It hurts to think I never really knew you at all when I convinced myself I knew you better than anyone else.
365 Days of Gratitude: Day 13
Today, I am grateful for self confidence and for friends who listen to me complain about my roommates for hours on end!
Self Confidence: I went to private school for 9 years and the dress code was one where our shorts had to be a certain length and our shirts had to conceal our cleavage, etc. I hated it at the time because I was a rebellious brat, but looking back on it, it gave me this idea that because my boobs are bigger than most people’s were, and are, that I shouldn’t show them, that I should never show my legs because it sends the wrong impression, that to be respected, I need to cover myself up, that I lost the privilege to express myself in a way. I think a part of that stuck with me through high school because I never felt that comfortable wearing shorts, but ever since I arrived in LA 12 days ago, I have worn shorts every day. I have showed my legs loudly and proudly, and I don’t feel ashamed or self conscious because my thighs touch, because the upper parts of my thighs arent cleanly shaved, whatever.

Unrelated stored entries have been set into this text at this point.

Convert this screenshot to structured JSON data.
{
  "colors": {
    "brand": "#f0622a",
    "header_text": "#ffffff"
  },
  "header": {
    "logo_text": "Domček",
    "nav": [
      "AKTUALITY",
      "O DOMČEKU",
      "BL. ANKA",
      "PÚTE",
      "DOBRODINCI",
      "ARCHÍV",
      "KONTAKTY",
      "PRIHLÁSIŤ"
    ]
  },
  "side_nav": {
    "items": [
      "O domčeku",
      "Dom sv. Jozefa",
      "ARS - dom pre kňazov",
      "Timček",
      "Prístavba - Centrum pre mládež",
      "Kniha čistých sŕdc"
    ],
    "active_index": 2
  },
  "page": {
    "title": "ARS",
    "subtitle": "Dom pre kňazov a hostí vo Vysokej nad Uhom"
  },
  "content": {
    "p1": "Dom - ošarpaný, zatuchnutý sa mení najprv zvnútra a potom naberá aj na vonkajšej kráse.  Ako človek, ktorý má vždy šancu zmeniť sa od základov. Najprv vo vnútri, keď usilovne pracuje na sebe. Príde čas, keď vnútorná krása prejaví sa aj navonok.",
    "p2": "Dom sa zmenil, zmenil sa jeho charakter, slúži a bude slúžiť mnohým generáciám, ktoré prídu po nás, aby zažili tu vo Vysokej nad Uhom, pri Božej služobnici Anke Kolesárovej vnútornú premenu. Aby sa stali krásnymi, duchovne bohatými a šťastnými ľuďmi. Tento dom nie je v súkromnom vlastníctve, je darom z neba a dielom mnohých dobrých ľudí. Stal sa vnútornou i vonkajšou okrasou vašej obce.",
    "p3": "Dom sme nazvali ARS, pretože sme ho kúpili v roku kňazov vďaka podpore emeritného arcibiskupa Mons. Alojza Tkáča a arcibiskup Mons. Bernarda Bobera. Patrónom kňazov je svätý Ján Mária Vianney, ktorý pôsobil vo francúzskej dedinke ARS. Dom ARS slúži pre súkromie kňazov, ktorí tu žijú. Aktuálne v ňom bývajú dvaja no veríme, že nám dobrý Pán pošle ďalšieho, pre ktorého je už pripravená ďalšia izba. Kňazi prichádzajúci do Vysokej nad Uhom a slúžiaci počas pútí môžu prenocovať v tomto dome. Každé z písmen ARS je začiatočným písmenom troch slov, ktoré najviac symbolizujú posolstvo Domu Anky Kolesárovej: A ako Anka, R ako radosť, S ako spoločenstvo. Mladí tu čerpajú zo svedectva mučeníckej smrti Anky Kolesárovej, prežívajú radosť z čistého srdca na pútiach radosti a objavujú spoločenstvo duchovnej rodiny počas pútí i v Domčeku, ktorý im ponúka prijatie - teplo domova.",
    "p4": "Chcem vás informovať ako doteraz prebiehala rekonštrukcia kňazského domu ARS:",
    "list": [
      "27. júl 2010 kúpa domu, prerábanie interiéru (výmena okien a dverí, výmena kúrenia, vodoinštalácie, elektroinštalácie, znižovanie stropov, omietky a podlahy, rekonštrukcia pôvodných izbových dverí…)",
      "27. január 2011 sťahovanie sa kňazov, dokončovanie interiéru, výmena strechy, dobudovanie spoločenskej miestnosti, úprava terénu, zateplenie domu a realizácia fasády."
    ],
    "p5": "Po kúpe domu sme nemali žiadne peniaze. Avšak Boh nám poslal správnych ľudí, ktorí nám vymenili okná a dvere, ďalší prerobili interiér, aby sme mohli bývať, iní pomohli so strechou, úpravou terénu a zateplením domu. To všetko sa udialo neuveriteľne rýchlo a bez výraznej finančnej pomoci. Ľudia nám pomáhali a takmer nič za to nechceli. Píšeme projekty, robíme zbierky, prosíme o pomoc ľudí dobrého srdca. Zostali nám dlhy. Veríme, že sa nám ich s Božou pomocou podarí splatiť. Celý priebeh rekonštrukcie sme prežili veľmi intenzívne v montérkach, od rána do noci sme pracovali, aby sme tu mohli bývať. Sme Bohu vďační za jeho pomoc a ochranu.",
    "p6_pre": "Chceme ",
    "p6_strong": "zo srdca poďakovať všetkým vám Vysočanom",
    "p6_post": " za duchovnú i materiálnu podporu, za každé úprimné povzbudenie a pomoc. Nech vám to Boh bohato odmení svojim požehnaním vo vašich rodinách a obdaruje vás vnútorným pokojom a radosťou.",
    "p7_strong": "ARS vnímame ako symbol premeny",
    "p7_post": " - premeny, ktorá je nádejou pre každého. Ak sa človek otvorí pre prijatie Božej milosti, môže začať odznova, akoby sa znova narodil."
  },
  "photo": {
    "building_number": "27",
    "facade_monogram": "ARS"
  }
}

I have gained such a more positive view of my body ever since I got here simply because 1) it’s too hot to wear anything but shorts and 2) anyone who cares what my legs look like in shorts are people I do not need in my life and for the record, I have amazing calf muscles, they are defined and muscular and tan ;)
I’m feeling really good about myself these days. I’m getting closer to people. I’m trying to put myself out there, I am loving the shopping LA offers and I am loving my history class, it’s mind-blowing.
I’m hoping tomorrow will bring me peace and a clear mind! Happy September!